A United Methodist Pastor's Theological Reflections

"But thanks be to God, who gives us the victory (nikos) through our Lord Jesus Christ." - I Corinthians 15:57

Wednesday, December 10, 2014

Upcoming Sunday Scripture Commentary - December 14

Sermon (December 14) - "Reclaim Christmas: Scandalous Love"

Romans 3:21-26

Context of this scripture passage:
Paul is using the metaphor of a courtroom. Court was in session and everyone was found guilty. Israel was not able to be the people God had called them to be. Israel was supposed to be the solution to the problem of sin, but they were also part of the problem!

v. 22 - God's righteousness - This refers to how God is faithful to the covenant he made to Israel. It wold be through Jesus' life, death, and resurrection that the world would be made right.

v. 23 - All have sinned. That is, human were created to reflect God's image in the world and we have failed in being who we were created to be!

Instead of God giving up on the covenant, God fulfills it through Jesus. Jesus is our representative and did what we were not able to do on our own.

v. 24 - The result of Jesus fulfilling the covenant is redemption. This word is a technical word in biblical times of buying back a slave. The metaphor is extended here because God's redemption means that we are no longer slaves! Humanity is now declared not guilty.

v. 25 refers to a piece of furniture in the Temple - the mercy seat. Instead of the mercy seat, we now have Jesus. Jesus has become the reality of what the Temple had been pointing all along.

v. 26 - We are justified by faith which means that those who accept the good news of Jesus are declared to be in the right and not guilty.

Luke 1:39-56

This is called the Magnificat because the first word of this passage in Latin is Magnificat. This is often sung by choirs and in monasteries.

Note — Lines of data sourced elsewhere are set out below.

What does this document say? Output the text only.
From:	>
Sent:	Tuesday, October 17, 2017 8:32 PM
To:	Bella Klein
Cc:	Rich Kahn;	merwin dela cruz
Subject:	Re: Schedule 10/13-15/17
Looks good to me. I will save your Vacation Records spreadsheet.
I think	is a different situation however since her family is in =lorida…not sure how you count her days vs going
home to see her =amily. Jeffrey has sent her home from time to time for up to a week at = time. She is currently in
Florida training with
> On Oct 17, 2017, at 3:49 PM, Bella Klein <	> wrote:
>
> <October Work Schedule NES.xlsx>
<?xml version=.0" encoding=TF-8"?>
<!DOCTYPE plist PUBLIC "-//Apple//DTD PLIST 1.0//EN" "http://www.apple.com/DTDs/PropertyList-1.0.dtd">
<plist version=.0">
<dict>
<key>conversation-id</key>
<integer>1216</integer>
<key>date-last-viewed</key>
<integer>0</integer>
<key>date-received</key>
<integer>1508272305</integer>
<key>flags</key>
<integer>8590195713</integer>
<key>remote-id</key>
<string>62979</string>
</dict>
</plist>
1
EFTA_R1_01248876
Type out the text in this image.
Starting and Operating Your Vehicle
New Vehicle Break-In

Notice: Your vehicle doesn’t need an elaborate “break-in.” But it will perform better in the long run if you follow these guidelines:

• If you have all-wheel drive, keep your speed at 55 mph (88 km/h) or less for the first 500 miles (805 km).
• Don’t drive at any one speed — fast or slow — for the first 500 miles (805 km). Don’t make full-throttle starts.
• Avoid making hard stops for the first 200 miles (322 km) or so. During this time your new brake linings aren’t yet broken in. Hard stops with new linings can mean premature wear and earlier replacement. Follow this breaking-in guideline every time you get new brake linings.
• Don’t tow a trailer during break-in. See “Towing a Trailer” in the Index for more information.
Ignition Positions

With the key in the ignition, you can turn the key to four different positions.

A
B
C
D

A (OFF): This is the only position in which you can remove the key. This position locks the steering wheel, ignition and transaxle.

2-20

Mary and Elizabeth were filled with joy because they shared in the hope of all Israel that one day God will fulfill a promise to bless the world through the covenant that had been made with Israel. In order for this to happen, the powers of this world would need to be overthrown.

This song reminds us of Hannah's song from I Samuel 2 in the Old Testament.

This scripture shows us Elizabeth, an older woman who is pregnant alongside a younger woman, Mary, who is also pregnant. They are joyful because they know their sons will be part of the long awaited fulfillment of God's covenant.

For this reason, Mary offers this incredible song of celebration.

[Note: The resources used for these scripture reading commentaries are based on the Everyone series by NT Wright, Preaching the Revised Common Lectionary, The Wesley Study Bible, and the “Montreal-Anglican”lectionary commentaries.]